Except that the US isn't composed of 327 million 39 year olds, it's composed of a fairly even mix of people of various ages. If you multiply the case fatality rates from your link [1] by the population in each age bracket [2], you come up with a projected CFR of about 1.8% in the US, assuming that a similar fraction of people in each age range are infected.

       Age  | US Pop |  CFR  | Est Deaths if
            |        |       | 100% infected
    --------+--------+-------+--------------
     0 -  9 | 40.01M |  0.0% | 0.00M
    10 - 19 | 41.97M |  0.2% | 0.08M
    20 - 29 | 45.43M |  0.2% | 0.09M
    30 - 39 | 43.63M |  0.2% | 0.09M
    40 - 49 | 40.46M |  0.4% | 0.16M
    50 - 59 | 42.83M |  1.3% | 0.56M
    60 - 69 | 37.41M |  3.6% | 1.35M
    70 - 79 | 22.66M |  8.0% | 1.81M
    80+     | 12.68M | 14.8% | 1.88M
    --------+--------+-------+--------------
      Total |327.08M |  1.8% | 6.02M
1.4% is believable with those numbers. 0.06% is not plausible at all in the context of those numbers.
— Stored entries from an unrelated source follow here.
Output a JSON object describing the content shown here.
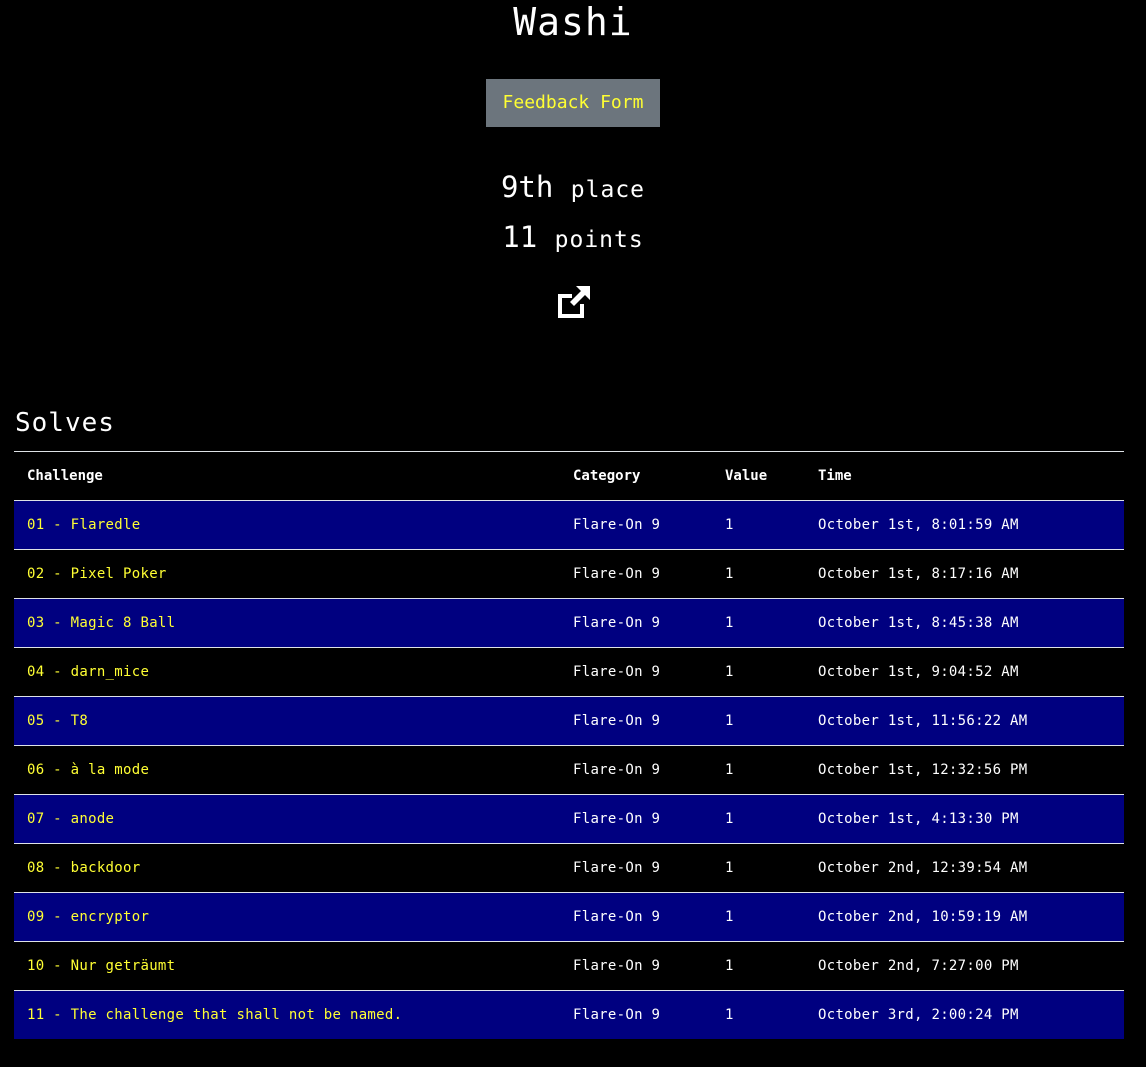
{
  "team": {
    "name": "Washi",
    "feedback_label": "Feedback Form",
    "place_value": "9th",
    "place_word": "place",
    "points_value": "11",
    "points_word": "points",
    "link_icon": "external-link-icon"
  },
  "solves": {
    "title": "Solves",
    "columns": [
      "Challenge",
      "Category",
      "Value",
      "Time"
    ],
    "rows": [
      {
        "challenge": "01 - Flaredle",
        "category": "Flare-On 9",
        "value": "1",
        "time": "October 1st, 8:01:59 AM"
      },
      {
        "challenge": "02 - Pixel Poker",
        "category": "Flare-On 9",
        "value": "1",
        "time": "October 1st, 8:17:16 AM"
      },
      {
        "challenge": "03 - Magic 8 Ball",
        "category": "Flare-On 9",
        "value": "1",
        "time": "October 1st, 8:45:38 AM"
      },
      {
        "challenge": "04 - darn_mice",
        "category": "Flare-On 9",
        "value": "1",
        "time": "October 1st, 9:04:52 AM"
      },
      {
        "challenge": "05 - T8",
        "category": "Flare-On 9",
        "value": "1",
        "time": "October 1st, 11:56:22 AM"
      },
      {
        "challenge": "06 - à la mode",
        "category": "Flare-On 9",
        "value": "1",
        "time": "October 1st, 12:32:56 PM"
      },
      {
        "challenge": "07 - anode",
        "category": "Flare-On 9",
        "value": "1",
        "time": "October 1st, 4:13:30 PM"
      },
      {
        "challenge": "08 - backdoor",
        "category": "Flare-On 9",
        "value": "1",
        "time": "October 2nd, 12:39:54 AM"
      },
      {
        "challenge": "09 - encryptor",
        "category": "Flare-On 9",
        "value": "1",
        "time": "October 2nd, 10:59:19 AM"
      },
      {
        "challenge": "10 - Nur geträumt",
        "category": "Flare-On 9",
        "value": "1",
        "time": "October 2nd, 7:27:00 PM"
      },
      {
        "challenge": "11 - The challenge that shall not be named.",
        "category": "Flare-On 9",
        "value": "1",
        "time": "October 3rd, 2:00:24 PM"
      }
    ]
  },
  "colors": {
    "background": "#000000",
    "row_highlight": "#000080",
    "link_text": "#ffff33",
    "button_bg": "#6c757d"
  }
}
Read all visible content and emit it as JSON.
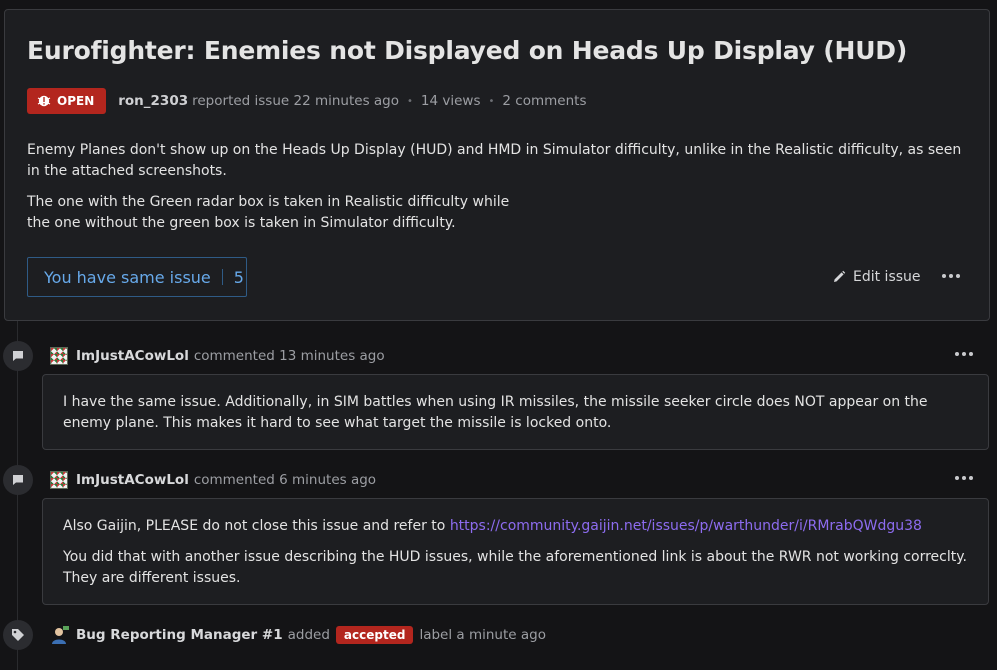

[1] https://ourworldindata.org/coronavirus [2] https://www.statista.com/statistics/241488/population-of-the...


It is impossible to calculate this from just the medians. John Ioannidis estimates a range of 0.025% to 0.625% by comparing the age distributions. However, there is so little data that any small systematic error could completely invalidate this.